Uberlândia perde Cora Pavan Capparelli

Precursora do ensino superior dos cursos de Música e Artes Plásticas no maior município do interior de Minas Gerais faleceu na madrugada desta sexta-feira, aos 95 anos, por complicações decorrentes da Covid-19

Publicado em 12/03/2021 às 13:22 - Atualizado em 22/08/2023 às 20:26

 

Foto do documentário 'Tons de Cora'. (Arquivo pessoal)

Difícil a pauta que me foi dada nesta sexta-feira, 12 de março de 2021: falar sobre a partida de alguém tão especial. Confesso que estou cumprindo a tarefa com dificuldades. Como eu, enquanto jornalista, gostaria de descrever aqui um pouco da delicadeza e firmeza que sempre foram marcas de Cora Pavan Capparelli. Dentre os depoimentos que colhi durante esta manhã, um me tocou profundamente, o de Edmar Ferreti, regente do Coral da Universidade Federal de Uberlândia (UFU). Extremamente emocionada, ela se referiu a Cora como "alguém que começou a célula da música em Uberlândia”.

'Foi uma perda irreparável. Foi a pessoa que implantou a música nesta cidade. Eu estou muito triste. Ela iniciou tudo. O próprio Conservatório de Música nasceu na casa dela; foi assim que ele começou' - Edmar Ferreti, regente do Coral da UFU

 

Despertar da música

Pudera eu, nesta matéria, ter a sensibilidade necessária para narrar a história desta mulher e descrever o amor que ela tinha pela música.
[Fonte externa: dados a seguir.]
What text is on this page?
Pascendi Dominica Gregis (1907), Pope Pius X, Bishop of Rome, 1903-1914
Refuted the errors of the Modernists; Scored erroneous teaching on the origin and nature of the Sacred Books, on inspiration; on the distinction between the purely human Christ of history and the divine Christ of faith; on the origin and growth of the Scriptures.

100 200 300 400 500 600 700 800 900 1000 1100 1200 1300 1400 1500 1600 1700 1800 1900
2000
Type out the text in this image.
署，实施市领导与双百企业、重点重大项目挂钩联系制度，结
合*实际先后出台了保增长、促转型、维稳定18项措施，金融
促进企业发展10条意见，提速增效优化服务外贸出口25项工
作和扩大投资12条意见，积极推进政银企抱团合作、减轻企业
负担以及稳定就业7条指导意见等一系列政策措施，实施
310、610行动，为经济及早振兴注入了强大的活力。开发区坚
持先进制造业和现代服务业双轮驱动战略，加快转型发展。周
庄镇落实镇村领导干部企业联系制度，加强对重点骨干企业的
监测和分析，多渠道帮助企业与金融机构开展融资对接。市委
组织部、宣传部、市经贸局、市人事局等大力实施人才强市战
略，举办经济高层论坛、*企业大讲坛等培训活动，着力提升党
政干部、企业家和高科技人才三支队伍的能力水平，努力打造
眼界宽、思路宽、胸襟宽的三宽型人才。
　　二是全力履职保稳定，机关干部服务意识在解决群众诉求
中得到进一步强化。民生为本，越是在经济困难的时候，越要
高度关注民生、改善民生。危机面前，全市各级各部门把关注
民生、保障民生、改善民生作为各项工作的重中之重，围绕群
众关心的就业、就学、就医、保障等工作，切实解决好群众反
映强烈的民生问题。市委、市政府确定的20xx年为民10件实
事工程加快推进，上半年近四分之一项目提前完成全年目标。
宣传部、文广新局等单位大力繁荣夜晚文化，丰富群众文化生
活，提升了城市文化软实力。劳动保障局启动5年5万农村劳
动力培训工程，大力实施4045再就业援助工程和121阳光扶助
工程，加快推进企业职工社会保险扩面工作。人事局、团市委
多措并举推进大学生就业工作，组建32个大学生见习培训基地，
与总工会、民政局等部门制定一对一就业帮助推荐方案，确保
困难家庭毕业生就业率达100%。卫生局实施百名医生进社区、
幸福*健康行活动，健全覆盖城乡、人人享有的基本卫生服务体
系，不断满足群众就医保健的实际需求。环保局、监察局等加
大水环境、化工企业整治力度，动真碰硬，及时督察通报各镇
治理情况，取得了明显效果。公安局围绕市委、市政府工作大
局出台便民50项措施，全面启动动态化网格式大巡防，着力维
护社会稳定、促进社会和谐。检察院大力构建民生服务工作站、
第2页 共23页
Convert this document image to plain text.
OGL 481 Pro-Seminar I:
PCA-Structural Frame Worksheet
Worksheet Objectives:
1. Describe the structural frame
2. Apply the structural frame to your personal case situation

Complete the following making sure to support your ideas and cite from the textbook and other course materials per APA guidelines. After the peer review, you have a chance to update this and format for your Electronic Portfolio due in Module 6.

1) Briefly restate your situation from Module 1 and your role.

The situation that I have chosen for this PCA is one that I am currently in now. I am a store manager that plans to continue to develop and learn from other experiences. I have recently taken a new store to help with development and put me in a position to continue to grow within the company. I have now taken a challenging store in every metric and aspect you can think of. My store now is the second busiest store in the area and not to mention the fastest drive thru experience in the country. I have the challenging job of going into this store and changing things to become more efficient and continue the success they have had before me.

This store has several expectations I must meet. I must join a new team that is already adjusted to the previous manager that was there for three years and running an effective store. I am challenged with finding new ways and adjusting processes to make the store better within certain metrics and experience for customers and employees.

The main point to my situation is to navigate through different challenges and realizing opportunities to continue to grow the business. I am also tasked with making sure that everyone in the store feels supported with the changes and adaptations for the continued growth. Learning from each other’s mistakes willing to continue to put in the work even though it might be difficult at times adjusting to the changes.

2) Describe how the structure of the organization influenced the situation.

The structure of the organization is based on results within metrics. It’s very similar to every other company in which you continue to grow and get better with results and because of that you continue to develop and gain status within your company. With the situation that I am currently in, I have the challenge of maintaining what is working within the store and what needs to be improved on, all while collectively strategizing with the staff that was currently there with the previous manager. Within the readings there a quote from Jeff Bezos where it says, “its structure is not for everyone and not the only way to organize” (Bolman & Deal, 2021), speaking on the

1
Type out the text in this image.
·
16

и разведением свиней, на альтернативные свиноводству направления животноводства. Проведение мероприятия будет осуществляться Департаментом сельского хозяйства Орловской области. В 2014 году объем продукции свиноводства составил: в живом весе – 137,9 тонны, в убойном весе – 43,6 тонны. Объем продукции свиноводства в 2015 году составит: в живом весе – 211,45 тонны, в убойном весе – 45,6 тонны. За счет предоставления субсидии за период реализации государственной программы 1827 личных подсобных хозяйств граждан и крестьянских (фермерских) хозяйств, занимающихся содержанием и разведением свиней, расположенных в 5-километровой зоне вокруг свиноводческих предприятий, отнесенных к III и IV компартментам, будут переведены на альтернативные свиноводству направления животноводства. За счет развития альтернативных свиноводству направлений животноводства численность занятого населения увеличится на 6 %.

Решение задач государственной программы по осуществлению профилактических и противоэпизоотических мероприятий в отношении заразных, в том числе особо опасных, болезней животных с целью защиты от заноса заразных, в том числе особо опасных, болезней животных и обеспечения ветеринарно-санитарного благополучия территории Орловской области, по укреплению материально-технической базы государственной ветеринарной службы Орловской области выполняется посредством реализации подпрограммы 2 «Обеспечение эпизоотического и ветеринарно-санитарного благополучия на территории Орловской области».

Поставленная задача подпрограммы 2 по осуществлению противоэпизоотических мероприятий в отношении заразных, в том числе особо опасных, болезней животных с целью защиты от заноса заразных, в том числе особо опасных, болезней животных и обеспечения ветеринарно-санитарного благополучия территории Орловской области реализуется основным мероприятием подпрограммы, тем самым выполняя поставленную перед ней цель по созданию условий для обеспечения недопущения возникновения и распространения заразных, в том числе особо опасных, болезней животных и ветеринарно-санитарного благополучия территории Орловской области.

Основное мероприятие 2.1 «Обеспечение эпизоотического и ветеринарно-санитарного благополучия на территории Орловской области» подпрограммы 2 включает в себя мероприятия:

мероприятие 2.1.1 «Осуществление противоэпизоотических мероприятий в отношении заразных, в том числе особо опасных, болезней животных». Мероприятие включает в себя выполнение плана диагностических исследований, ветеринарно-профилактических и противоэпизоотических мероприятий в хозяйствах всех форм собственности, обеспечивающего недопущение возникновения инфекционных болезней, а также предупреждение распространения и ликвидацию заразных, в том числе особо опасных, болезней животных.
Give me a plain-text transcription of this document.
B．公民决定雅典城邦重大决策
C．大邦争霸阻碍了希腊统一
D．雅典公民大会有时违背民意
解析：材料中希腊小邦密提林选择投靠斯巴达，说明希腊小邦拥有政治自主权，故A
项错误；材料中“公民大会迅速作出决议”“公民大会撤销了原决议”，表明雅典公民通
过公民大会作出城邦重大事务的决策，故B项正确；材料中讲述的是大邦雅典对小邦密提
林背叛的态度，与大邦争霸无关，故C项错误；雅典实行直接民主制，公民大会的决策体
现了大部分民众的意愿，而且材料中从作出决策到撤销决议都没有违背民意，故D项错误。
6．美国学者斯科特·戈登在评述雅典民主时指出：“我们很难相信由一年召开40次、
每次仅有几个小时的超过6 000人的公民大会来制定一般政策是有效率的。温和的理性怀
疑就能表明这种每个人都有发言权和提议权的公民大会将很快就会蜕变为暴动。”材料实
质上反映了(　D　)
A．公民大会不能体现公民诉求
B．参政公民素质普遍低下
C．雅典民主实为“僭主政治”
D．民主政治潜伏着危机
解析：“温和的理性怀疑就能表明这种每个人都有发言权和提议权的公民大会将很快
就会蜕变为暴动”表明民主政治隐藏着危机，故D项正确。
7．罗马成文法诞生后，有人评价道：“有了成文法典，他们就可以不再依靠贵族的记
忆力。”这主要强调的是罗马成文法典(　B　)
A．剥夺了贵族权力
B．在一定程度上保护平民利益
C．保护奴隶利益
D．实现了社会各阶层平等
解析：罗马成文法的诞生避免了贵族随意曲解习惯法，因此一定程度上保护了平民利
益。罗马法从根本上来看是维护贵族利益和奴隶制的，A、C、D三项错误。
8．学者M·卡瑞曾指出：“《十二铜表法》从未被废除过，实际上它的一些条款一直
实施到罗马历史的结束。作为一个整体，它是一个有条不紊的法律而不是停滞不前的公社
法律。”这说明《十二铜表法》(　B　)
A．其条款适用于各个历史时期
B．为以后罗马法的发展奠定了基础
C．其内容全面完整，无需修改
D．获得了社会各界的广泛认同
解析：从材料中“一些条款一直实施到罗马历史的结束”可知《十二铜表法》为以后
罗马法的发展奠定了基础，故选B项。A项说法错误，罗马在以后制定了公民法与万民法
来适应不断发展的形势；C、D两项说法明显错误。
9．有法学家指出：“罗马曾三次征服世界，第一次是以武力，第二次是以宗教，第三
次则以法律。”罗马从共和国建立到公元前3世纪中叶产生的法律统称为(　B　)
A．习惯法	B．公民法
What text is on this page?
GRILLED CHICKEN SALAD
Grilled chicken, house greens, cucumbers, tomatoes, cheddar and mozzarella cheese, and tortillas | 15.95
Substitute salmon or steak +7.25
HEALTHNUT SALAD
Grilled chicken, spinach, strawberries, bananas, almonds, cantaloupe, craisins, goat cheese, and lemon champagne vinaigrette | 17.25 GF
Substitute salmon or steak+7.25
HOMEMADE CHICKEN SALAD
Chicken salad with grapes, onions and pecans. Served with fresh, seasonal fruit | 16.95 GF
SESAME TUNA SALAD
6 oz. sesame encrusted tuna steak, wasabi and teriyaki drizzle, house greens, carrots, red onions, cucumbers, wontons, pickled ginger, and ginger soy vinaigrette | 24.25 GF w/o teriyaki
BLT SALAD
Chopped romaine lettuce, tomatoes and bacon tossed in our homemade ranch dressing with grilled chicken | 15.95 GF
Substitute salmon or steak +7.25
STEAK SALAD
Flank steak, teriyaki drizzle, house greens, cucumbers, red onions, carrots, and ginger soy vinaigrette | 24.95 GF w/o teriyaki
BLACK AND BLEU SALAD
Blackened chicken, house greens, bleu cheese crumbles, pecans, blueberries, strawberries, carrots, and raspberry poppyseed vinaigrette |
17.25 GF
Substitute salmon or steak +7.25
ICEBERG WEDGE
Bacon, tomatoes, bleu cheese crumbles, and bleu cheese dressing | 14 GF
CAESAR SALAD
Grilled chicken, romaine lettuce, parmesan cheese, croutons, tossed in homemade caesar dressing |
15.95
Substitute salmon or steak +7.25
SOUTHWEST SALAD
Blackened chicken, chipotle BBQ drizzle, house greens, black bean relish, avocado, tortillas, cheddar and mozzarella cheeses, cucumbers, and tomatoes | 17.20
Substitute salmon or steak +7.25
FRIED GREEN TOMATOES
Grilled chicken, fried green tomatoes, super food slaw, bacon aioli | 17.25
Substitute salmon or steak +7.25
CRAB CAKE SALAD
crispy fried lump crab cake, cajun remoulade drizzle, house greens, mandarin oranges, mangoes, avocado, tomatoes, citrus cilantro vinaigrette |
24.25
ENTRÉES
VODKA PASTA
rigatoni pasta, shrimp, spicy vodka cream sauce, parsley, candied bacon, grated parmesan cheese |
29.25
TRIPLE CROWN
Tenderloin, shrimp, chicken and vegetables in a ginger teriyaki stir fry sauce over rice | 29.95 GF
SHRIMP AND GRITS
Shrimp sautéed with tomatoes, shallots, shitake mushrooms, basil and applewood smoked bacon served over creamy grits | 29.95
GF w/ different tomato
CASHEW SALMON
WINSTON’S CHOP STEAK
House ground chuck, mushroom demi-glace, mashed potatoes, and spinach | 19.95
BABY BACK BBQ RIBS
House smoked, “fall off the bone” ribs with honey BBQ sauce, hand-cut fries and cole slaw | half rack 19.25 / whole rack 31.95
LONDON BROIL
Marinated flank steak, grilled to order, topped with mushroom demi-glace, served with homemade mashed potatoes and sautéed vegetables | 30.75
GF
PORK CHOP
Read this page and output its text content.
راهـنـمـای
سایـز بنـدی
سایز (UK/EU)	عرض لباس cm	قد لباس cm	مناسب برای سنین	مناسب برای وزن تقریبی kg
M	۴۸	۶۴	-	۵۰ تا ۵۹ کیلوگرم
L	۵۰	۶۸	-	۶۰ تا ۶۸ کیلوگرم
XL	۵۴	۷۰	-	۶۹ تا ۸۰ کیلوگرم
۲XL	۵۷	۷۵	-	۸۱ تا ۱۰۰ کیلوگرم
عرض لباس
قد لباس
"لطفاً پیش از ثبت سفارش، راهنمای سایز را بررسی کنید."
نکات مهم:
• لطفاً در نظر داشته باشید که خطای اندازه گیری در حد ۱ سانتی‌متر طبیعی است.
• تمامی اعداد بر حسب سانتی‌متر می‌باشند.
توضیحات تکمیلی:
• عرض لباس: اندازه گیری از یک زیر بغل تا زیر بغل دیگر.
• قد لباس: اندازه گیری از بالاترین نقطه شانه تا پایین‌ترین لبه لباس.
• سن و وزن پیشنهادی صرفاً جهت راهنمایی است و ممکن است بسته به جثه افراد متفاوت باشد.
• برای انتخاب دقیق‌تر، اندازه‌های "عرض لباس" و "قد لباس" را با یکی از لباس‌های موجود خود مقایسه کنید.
Um mundo que ela começou a conhecer logo aos sete anos de idade. “Foi dentro da minha família (...) as pessoas cultivavam muito a música e eu comecei a conviver com nossos  parentes, principalmente, do meu lado paterno. Muitos eram musicistas profissionais ou apenas por diletantismo e eu me senti envolvida com a música e falei com meus pais que queria estudar e aprender a tocar piano. Foram anos e anos de muito trabalho e dedicação”  - trecho retirado da entrevista concedida ao programa "UFU no Plural", exibido pela TV Universitária no dia 28 de maio de 2014.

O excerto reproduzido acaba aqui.